2:38 Auch diese trat zu derselben Stunde hinzu und pries Gott und redete von ihm zu allen, die auf Jerusalems Erlösung warteten.
2:39 Und nachdem sie alles vollbracht hatten nach dem Gesetze des Herrn, kehrten sie zurück nach Galiläa, in ihre Stadt Nazareth.
2:40 Das Kindlein aber wuchs und ward stark, erfüllt mit Weisheit, und Gottes Gnade war auf ihm.
2:41 Und seine Eltern reisten jährlich am Passahfest nach Jerusalem.
2:42 Und als er zwölf Jahre alt war, gingen sie nach Gewohnheit des Festes hinauf.
2:43 Und als sie die Tage vollendet hatten und wieder heimkehrten, blieb der Knabe Jesus in Jerusalem; und seine Eltern wußten es nicht.
2:44 Da sie aber meinten, er wäre unter den Gefährten, zogen sie eine Tagereise weit und suchten ihn unter den Verwandten und Bekannten.
2:45 Und da sie ihn nicht fanden, kehrten sie wieder nach Jerusalem zurück und suchten ihn.
2:46 Und es begab sich, nach drei Tagen fanden sie ihn im Tempel sitzend mitten unter den Lehrern, wie er ihnen zuhörte und sie fragte.
2:47 Es erstaunten aber alle, die ihn hörten, über seinen Verstand und seine Antworten.
2:48 Und als sie ihn sahen, entsetzten sie sich; und seine Mutter sprach zu ihm: Kind, warum hast du uns das getan? Siehe, dein Vater und ich haben dich mit Schmerzen gesucht.

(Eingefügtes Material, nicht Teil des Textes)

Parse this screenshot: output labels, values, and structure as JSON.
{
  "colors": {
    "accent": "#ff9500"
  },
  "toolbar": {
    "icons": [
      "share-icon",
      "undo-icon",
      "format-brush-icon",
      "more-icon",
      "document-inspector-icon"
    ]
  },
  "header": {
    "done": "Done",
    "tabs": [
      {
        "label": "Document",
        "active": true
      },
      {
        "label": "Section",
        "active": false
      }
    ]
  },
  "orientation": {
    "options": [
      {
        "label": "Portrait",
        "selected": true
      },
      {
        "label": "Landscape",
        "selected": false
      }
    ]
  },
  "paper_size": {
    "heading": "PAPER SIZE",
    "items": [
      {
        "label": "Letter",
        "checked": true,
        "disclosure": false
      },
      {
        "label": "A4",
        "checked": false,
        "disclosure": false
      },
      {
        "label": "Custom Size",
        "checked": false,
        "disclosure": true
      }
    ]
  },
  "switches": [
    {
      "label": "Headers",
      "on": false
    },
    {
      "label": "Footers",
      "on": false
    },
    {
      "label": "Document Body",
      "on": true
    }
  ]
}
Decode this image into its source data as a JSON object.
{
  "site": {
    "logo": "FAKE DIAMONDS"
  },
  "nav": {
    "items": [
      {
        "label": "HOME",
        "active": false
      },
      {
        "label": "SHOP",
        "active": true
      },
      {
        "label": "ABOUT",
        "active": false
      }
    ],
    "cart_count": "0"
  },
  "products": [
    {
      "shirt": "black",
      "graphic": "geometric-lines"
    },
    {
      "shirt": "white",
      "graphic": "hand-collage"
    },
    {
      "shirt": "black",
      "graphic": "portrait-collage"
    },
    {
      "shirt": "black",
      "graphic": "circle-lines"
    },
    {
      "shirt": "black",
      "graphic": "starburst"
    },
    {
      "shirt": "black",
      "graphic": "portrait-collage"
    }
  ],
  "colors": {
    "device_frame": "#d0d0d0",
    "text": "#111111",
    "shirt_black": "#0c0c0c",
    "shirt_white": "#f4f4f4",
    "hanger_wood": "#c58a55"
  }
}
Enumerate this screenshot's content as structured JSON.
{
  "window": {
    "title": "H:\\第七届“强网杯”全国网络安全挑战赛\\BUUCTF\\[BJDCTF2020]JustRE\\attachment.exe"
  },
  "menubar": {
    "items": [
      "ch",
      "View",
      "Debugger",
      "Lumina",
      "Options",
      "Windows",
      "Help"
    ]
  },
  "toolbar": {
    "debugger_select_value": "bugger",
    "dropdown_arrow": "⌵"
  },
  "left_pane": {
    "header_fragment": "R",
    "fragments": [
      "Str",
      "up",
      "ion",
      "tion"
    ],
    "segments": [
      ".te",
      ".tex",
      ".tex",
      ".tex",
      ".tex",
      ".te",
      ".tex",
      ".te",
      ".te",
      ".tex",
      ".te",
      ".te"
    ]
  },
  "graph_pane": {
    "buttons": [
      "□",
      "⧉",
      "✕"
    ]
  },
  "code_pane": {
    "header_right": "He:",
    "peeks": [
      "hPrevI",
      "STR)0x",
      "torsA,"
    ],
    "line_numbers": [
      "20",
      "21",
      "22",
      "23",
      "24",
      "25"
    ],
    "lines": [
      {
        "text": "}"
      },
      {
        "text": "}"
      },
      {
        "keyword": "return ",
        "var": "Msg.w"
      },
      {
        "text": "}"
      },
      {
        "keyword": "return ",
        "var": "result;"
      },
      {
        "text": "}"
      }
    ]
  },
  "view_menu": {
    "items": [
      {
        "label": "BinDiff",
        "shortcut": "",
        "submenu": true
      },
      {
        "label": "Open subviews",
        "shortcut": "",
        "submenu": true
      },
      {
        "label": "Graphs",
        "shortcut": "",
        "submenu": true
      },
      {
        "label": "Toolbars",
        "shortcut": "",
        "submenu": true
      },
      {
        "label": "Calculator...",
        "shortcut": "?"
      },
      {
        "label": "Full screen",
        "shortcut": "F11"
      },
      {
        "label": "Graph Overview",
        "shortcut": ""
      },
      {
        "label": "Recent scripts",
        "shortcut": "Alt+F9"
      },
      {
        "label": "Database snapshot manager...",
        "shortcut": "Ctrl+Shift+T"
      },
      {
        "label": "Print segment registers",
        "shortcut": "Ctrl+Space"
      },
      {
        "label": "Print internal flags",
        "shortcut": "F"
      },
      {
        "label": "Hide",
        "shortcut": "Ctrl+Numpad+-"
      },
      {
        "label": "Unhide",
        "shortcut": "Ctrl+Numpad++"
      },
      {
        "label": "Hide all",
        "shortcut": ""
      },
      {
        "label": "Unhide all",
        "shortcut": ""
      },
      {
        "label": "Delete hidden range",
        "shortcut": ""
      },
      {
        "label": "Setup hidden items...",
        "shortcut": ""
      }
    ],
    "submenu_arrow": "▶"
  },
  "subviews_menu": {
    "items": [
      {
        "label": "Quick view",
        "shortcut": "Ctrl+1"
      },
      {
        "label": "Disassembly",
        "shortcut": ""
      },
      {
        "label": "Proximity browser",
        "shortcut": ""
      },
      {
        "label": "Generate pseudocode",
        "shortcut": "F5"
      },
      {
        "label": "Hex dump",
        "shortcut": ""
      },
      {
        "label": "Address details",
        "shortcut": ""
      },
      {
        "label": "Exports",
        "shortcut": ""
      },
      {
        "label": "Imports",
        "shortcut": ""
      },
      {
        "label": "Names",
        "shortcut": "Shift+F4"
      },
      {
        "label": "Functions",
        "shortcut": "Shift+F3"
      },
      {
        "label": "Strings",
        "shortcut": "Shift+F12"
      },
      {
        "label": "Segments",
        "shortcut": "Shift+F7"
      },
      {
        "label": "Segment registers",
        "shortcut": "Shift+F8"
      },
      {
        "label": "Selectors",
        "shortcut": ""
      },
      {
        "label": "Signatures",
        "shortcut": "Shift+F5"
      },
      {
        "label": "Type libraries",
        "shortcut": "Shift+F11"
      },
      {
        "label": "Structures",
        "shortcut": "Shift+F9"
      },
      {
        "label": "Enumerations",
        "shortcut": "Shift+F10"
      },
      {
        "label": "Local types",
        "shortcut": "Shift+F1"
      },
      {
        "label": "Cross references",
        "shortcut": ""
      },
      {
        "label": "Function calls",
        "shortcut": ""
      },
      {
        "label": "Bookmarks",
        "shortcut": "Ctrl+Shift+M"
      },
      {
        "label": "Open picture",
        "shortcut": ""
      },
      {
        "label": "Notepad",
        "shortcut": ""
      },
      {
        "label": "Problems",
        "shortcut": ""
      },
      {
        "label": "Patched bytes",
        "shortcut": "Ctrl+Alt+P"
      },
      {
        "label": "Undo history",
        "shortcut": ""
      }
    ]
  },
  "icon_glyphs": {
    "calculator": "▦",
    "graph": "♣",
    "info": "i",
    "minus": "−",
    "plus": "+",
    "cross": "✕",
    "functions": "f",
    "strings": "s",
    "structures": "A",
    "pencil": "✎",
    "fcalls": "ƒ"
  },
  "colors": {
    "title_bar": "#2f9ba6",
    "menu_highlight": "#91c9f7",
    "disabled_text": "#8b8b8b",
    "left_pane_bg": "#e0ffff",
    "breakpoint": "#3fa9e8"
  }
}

2:49 Und er sprach zu ihnen: Was habt ihr mich gesucht? Wußtet ihr nicht, daß ich sein muß in dem, was meines Vaters ist?
2:50 Und sie verstanden das Wort nicht, das er zu ihnen sagte.
2:51 Und er ging mit ihnen hinab und kam gen Nazareth und war ihnen untertan. Und seine Mutter behielt alle diese Worte in ihrem Herzen.
2:52 Und Jesus nahm zu an Weisheit, Alter und Gnade bei Gott und den Menschen.